Ask HN: Why can't we prevent wildfires / bushfires? - Viralsneezer
Re the annually recurring wildfires near west coast of USA and Canada, and the bushfires near the east coast of Auatralia:
Why can&#x27;t this be implemented immediately: 
Satellites keep constant watch on fire-prone areas. Detect a wildfire &#x2F; bushfire almost as soon as the first sparks occur.
Automatically generate alerts ... and trigger launch of firefighting aircraft (choppers, drones) to douse a fire within a few minutes of detection. 
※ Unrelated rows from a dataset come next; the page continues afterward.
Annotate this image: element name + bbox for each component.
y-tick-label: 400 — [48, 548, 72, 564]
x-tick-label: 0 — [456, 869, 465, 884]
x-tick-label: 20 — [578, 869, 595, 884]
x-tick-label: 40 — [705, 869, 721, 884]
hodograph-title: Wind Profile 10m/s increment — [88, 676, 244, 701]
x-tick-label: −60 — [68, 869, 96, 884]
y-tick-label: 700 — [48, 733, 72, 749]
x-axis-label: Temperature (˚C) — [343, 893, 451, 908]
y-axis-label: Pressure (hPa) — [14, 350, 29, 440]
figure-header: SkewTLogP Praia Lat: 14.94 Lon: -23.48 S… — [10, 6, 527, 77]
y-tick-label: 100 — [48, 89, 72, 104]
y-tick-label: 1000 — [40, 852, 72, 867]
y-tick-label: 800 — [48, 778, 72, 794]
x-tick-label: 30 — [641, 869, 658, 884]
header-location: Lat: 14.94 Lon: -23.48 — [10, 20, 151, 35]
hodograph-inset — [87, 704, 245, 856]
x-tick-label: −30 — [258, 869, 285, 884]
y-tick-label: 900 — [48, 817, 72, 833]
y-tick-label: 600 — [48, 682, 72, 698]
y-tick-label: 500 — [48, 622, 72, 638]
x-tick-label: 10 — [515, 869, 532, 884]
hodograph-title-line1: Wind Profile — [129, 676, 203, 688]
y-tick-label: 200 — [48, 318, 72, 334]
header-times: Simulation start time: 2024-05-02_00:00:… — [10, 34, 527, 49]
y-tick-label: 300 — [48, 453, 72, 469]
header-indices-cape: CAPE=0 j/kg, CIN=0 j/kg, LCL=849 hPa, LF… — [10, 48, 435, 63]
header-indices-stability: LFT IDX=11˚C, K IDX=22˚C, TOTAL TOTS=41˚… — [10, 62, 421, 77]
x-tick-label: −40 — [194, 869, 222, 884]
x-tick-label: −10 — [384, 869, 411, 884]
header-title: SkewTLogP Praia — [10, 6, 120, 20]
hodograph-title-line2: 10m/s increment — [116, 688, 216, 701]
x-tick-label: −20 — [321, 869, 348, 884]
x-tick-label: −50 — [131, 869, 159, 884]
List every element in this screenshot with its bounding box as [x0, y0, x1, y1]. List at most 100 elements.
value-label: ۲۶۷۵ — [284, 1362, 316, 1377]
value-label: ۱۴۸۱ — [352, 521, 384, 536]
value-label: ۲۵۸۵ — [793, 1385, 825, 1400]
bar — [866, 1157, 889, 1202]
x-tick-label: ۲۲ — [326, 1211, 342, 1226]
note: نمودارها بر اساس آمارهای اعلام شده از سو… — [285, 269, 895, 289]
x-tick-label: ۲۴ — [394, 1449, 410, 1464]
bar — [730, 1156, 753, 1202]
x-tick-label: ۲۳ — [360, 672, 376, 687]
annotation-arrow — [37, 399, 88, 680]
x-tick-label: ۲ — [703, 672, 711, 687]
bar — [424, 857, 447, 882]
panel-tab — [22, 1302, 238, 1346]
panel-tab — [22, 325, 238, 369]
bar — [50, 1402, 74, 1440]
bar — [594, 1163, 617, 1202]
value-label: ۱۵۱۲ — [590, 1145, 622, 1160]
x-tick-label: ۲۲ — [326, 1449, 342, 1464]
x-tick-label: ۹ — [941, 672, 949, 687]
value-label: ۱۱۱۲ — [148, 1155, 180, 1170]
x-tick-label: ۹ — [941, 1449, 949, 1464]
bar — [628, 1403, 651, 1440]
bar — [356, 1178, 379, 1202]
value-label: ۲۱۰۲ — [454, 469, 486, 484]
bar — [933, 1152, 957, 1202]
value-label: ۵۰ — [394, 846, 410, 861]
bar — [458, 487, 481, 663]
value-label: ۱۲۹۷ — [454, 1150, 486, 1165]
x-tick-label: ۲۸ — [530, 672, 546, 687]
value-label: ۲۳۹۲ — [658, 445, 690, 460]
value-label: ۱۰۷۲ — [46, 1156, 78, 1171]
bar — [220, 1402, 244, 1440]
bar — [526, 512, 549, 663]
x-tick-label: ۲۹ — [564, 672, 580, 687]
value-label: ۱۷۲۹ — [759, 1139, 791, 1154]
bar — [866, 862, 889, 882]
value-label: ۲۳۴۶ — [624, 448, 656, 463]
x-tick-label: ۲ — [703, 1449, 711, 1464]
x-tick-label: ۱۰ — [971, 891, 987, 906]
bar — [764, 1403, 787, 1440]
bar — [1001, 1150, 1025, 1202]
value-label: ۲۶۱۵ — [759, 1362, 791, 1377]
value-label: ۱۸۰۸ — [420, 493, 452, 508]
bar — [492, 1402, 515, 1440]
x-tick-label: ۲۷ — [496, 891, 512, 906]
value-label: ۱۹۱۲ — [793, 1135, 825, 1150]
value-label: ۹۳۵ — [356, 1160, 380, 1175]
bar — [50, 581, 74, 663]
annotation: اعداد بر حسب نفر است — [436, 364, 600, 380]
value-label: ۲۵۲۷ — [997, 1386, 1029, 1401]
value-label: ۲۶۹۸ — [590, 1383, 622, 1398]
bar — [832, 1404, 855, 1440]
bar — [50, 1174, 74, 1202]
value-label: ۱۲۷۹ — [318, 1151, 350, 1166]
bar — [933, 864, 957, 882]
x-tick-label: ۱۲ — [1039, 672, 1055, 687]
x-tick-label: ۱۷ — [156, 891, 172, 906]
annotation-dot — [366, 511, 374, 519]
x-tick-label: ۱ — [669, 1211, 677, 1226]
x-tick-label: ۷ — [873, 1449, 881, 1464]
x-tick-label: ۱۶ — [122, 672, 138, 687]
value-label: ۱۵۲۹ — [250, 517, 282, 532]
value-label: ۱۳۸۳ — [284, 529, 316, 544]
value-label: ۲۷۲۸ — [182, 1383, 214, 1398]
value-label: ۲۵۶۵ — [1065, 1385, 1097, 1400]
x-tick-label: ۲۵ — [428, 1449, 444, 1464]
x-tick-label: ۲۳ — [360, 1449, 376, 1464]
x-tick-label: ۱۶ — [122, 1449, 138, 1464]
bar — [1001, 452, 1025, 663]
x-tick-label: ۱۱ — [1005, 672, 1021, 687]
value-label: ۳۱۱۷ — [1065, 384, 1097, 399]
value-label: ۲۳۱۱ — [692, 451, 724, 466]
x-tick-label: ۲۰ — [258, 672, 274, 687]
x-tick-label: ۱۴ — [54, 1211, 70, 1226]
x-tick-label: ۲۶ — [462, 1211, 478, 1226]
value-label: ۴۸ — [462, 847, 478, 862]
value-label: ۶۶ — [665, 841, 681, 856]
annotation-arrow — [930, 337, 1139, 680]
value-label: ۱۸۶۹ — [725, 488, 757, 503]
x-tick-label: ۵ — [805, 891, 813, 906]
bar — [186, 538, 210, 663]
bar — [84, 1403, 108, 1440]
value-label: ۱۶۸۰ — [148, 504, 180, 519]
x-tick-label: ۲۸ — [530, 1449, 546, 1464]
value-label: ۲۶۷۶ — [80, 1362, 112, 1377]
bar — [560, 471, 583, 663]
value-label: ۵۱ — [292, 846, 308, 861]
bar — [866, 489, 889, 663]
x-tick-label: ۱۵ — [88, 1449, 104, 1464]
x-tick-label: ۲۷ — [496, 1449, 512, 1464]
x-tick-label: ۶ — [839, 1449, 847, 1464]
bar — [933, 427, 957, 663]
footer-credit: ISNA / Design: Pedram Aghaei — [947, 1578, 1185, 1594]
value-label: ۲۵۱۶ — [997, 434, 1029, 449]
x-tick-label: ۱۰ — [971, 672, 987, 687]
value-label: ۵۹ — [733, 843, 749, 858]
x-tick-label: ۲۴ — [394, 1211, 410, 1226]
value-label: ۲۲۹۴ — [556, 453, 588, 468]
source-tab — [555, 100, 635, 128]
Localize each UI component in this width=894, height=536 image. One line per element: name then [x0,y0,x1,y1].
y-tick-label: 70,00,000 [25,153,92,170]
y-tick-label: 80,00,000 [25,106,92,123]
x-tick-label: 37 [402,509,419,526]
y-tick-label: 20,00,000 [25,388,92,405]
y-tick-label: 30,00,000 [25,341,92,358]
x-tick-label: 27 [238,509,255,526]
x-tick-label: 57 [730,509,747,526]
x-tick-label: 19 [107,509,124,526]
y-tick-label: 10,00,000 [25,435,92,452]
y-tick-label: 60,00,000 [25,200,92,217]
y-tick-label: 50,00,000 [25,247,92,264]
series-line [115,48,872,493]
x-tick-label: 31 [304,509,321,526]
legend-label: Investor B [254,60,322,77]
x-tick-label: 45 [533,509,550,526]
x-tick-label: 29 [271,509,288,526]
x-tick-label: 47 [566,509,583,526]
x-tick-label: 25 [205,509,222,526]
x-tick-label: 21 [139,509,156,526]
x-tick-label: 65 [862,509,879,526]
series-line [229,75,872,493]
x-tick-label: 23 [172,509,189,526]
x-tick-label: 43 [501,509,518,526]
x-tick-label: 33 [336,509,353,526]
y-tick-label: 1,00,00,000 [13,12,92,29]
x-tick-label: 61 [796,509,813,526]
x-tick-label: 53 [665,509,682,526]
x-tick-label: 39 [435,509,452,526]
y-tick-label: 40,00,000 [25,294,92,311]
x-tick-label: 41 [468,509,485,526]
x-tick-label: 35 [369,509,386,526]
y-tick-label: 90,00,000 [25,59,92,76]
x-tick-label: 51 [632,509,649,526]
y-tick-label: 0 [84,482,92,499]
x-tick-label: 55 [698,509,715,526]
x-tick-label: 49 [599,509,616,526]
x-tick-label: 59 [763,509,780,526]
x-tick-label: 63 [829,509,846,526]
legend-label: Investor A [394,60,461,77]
Use AI predict rate of expansion of fire (wind speed and direction data, realtime satellite thermographic analysis to give size, expected rate and direction of fire growth). 
The satellites that can do this have been in place for years. 
USA, Canada, and Australia have the resources to implement this before the next fire season.
======
aurizon
Blame the Sierra Club and their ilk. Forests evolve to have trees and an
'understory', bushes and smaller plants, grasses etc. In a natural forest man
has not meddled with the natural fires that burn this understory periodically.
Aboriginal tribes lived in forests and got burned out and learned to assist
nature with frequent small burns. These kept the understory in check. Now
civilised man stamped out each fire and a huge inventory of unburned
understory accumulated. Then a few dry years and the understory dried out and
became a huge flammable mass. Fires could not be controlled. The hot air
spread and dried out all growth it its path - which was then like gasoline as
the volatiles were cooked off and fire was able to progress faster than a man
could run, and the wind created a blowtorch effect that dried out
roofs/structures and they also burnedn. The only solution is wide structural
gaps(fire breaks) around buildings and understory burning every 2-3 years - as
needed.

------
selftest
Controlled burns need to come back with much more regularity and aggressive
practices. Hard to do when many of these areas are close to suburbs. Even as
late as the early 2000's I remember many controlled burns happening in
Southern California, but it obviously wasn't enough because vast areas would
still burn every few years. Now it's seemingly every year or even multiple
times a year. We're never going to catch up with prevention unless we actively
burn/cut vast swathes of land... Like probably hundreds of thousands of acres.
It's probably naive to think that will happen in a short enough timespan to
actually impact current conditions, though we can hope.

------
deostroll
Satellites aren't always geo-stationary. There is no satellite solely launched
with this specific goal in mind. Many satellites pass over a forest area at
specified time of day. And in that time there should be enough illumination to
discern a forest fire. But even if you spotted one via a real time photo, it
would have already been widespread beyond control; it would have spread over a
wide area to be discerned by a satellite photograph.